Tulkarem réoccupée par l’armée israélienne

Cette réoccupation a poussé l’Autorité palestinienne à demander une réunion urgente du conseil de Sécurité de l’ONU pour « stopper» l’agression israélienne dangereuse». Intensifiant ses représailles après un sanglant attentat la semaine dernière, l’armée israélienne a réoccupé Tulkarem au cours d’une opération de grande envergure qui, outre la mort du jeune palestinien, a fait neuf blessés, l’un d’entre eux, touché à la tête, étant « cliniquement mort », selon des sources hospitalières palestiniennes.
Il s’agit, selon toute vraisemblance, du premier cas de réoccupation totale d’une ville autonome palestinienne depuis le début de l’Intifada, il y a quelque seize mois. Les soldats de l’armée d’occupation ont investi à plusieurs reprises des localités palestiniennes, notamment en octobre après l’assassinat du ministre israélien du tourisme Rehavam Zeevi, mais sans les occuper totalement. La réoccupation a commencé dans la nuit lorsque plus d’une dizaine de chars israéliens se sont déployés dans la ville, tandis que des soldats pénétraient dans plusieurs bâtiments et que la ville était placée sous couvre feu. De sources militaires israéliennes, on indique qu’au cours de cette opération, une vingtaine de Palestiniens ont également été arrêtés par l’armée, qui est arrivée avec une liste de noms et d’adresses, dont trois responsables « importants » du mouvement islamiste Hamas à Tulkarem.

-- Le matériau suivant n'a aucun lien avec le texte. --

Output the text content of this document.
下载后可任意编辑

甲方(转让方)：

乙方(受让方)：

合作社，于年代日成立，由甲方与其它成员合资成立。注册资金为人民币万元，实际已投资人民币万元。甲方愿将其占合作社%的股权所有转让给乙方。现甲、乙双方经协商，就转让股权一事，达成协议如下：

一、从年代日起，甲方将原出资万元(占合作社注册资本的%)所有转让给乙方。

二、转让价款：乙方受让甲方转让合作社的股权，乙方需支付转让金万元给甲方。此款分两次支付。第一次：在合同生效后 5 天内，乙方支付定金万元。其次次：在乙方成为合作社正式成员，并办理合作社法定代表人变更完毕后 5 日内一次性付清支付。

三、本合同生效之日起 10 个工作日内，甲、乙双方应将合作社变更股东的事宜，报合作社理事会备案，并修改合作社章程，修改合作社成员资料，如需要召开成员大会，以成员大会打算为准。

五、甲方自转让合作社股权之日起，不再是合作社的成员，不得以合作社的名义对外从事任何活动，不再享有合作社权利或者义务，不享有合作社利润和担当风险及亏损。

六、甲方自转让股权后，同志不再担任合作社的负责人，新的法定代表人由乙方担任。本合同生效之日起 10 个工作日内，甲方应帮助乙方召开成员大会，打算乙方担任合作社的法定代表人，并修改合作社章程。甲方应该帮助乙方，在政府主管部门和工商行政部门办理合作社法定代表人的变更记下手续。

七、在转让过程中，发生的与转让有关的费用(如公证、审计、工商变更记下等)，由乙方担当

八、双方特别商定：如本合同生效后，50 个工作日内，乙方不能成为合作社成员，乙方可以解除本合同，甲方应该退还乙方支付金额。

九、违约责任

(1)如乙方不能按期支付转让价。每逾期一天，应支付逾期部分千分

La radio militaire israélienne a précisé qu’un premier groupe de prisonniers a été transféré en territoire israélien pour y être interrogés, a précisé la radio militaire israélienne. Selon le colonel Yaïr Golan, l’un des chefs de la force d’occupation sur le terrain, cette opération « pourrait durer plusieurs jours ». Ephraïm Sneh, le ministre israélien des Transports, a, pour sa part, affirmé à la radio militaire que l’opération « vise à s’attaquer aux infrastructures terroristes dans le nord de la Cisjordanie et sera limitée dans le temps». Il est permis d’en douter. L’ampleur de l’opération et des effectifs utilisés laissant présager un séjour prolongé.
D’autre part, le secrétaire d’Etat américain, Colin Powell, avait affirmé dimanche que la situation entre Israël et les Palestiniens était « très dangereuse » et exprimé le souhait que son émissaire spécial pour le Proche-Orient, le général Anthony Zinni, puisse revenir rapidement dans la région, « lorsque les conditions le permettront ». En attendant, les Palestiniens continuent de tomber sous les balles israéliennes. Depuis le 28 septembre 2000, quelque 878 d’entre eux ont payé de leur vie leur résistance à l’occupation.